Is this so, or is it true that we merely do not allow any other path?

At least in the United States, very few children attend anything other than public schools, and these public schools have a strict curriculum that introduces few concepts but in a rigid order, interspersed with months of monotonous busy-work that comprises little more than arithmetic and solving equations.

As a whole, society has never ran the experiment to see if it is a necessary step, so claiming that it is necessary is silly. It is perhaps true that if we did run the experiment, it would fail repeatedly, but only then could it be claimed to be necessary.

>> Much of our teaching processes focus on skills, rather than a more abstract notion of "education." There's been much said about why this is a bad thing; I'm rather ambivalent on it myself, seeing from casual observation how much benefit skill-focused education can offer to those who would otherwise simply learn nothing. Of course, this works better where self-motivated students are not stymied by too-strict adherence to curricula. IOW, perhaps we don't teach math, but we do teach the skills that are required to "experience" math at a later date.

Skill based education is better than not learning anything. No one argues this, it's a strawman. The point is, learning a method to do something without any kind of explanation or example of why you ever would do it is woefully suboptimal. In an attempt to come up with the most absurd example of this - it can feel like learning to scuba dive in a world with no water deeper than 8 feet, especially given that most teachers I had actually could not give me examples of how to apply the "math" I was learning (and I was a very immature handful back then, very unshy about demanding an explanation of why I was wasting my time learning something that I couldn't see a use for). The author isn't arguing for eliminating all the "skills-based" education he references, he's arguing that we move it closer to how music is taught - teach all the skills, but then immediately apply them to something the students can relate to, at that age (not in 7 years when they are working and run the risk of being like me, and not recognizing the importance of these concepts until then). Math is everywhere. Most people learn basic computation fairly easily, since it can be taught in the context of going to the grocery store or splitting a check.

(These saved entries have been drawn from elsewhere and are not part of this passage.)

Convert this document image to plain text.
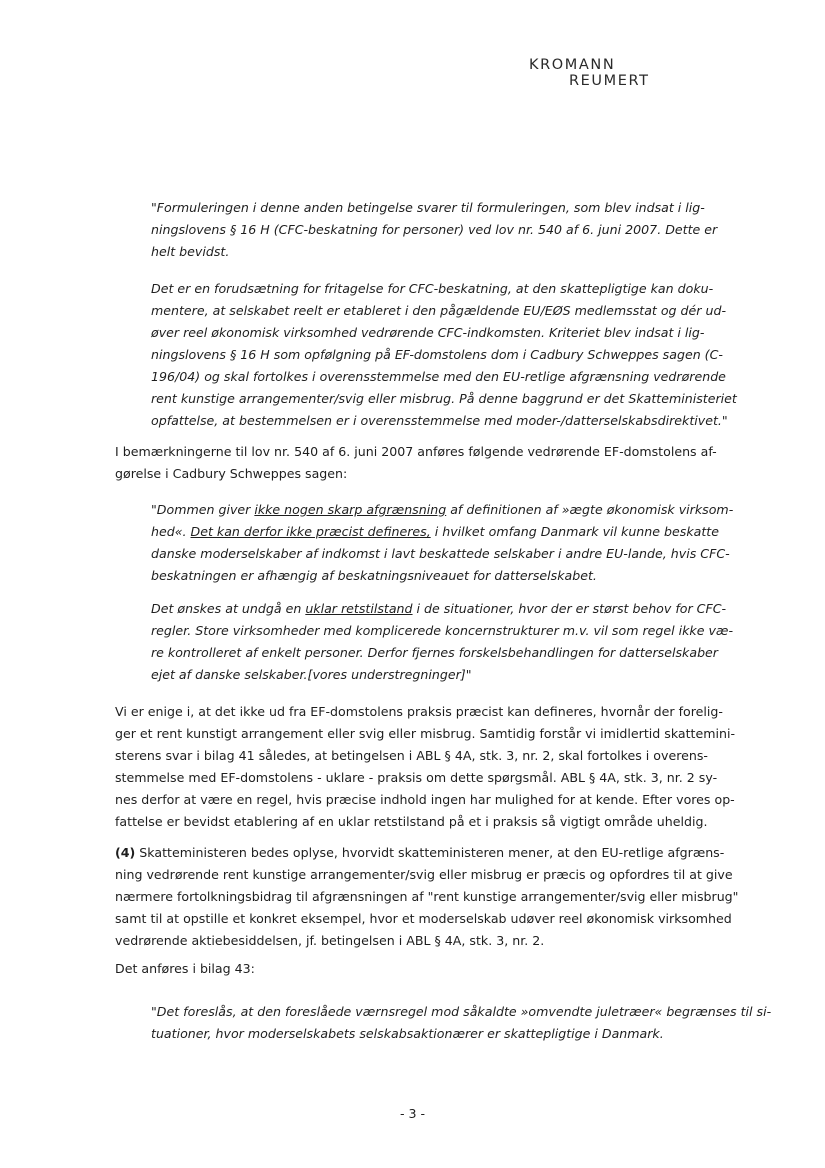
KROMANN
REUMERT
"Formuleringen i denne anden betingelse svarer til formuleringen, som blev indsat i lig-
ningslovens § 16 H (CFC-beskatning for personer) ved lov nr. 540 af 6. juni 2007. Dette er
helt bevidst.
Det er en forudsætning for fritagelse for CFC-beskatning, at den skattepligtige kan doku-
mentere, at selskabet reelt er etableret i den pågældende EU/EØS medlemsstat og dér ud-
øver reel økonomisk virksomhed vedrørende CFC-indkomsten. Kriteriet blev indsat i lig-
ningslovens § 16 H som opfølgning på EF-domstolens dom i Cadbury Schweppes sagen (C-
196/04) og skal fortolkes i overensstemmelse med den EU-retlige afgrænsning vedrørende
rent kunstige arrangementer/svig eller misbrug. På denne baggrund er det Skatteministeriet
opfattelse, at bestemmelsen er i overensstemmelse med moder-/datterselskabsdirektivet."
I bemærkningerne til lov nr. 540 af 6. juni 2007 anføres følgende vedrørende EF-domstolens af-
gørelse i Cadbury Schweppes sagen:
"Dommen giver ikke nogen skarp afgrænsning af definitionen af »ægte økonomisk virksom-
hed«. Det kan derfor ikke præcist defineres, i hvilket omfang Danmark vil kunne beskatte
danske moderselskaber af indkomst i lavt beskattede selskaber i andre EU-lande, hvis CFC-
beskatningen er afhængig af beskatningsniveauet for datterselskabet.
Det ønskes at undgå en uklar retstilstand i de situationer, hvor der er størst behov for CFC-
regler. Store virksomheder med komplicerede koncernstrukturer m.v. vil som regel ikke væ-
re kontrolleret af enkelt personer. Derfor fjernes forskelsbehandlingen for datterselskaber
ejet af danske selskaber.[vores understregninger]"
Vi er enige i, at det ikke ud fra EF-domstolens praksis præcist kan defineres, hvornår der forelig-
ger et rent kunstigt arrangement eller svig eller misbrug. Samtidig forstår vi imidlertid skattemini-
sterens svar i bilag 41 således, at betingelsen i ABL § 4A, stk. 3, nr. 2, skal fortolkes i overens-
stemmelse med EF-domstolens - uklare - praksis om dette spørgsmål. ABL § 4A, stk. 3, nr. 2 sy-
nes derfor at være en regel, hvis præcise indhold ingen har mulighed for at kende. Efter vores op-
fattelse er bevidst etablering af en uklar retstilstand på et i praksis så vigtigt område uheldig.
(4) Skatteministeren bedes oplyse, hvorvidt skatteministeren mener, at den EU-retlige afgræns-
ning vedrørende rent kunstige arrangementer/svig eller misbrug er præcis og opfordres til at give
nærmere fortolkningsbidrag til afgrænsningen af "rent kunstige arrangementer/svig eller misbrug"
samt til at opstille et konkret eksempel, hvor et moderselskab udøver reel økonomisk virksomhed
vedrørende aktiebesiddelsen, jf. betingelsen i ABL § 4A, stk. 3, nr. 2.
Det anføres i bilag 43:
"Det foreslås, at den foreslåede værnsregel mod såkaldte »omvendte juletræer« begrænses til si-
tuationer, hvor moderselskabets selskabsaktionærer er skattepligtige i Danmark.
- 3 -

Get beyond this, and all of a sudden, schools quit even attempting to anchor math education in reality (by this I mean a situation that could conceivably occur in reality, not simply taking a number problem and putting words to it).

The argument in favor of mandatory musical education would actually probably benefit from stealing a bit of this piece: music is one of the best forms of education in terms of immediate application of the concepts and methods you are taught, perhaps only behind physical education.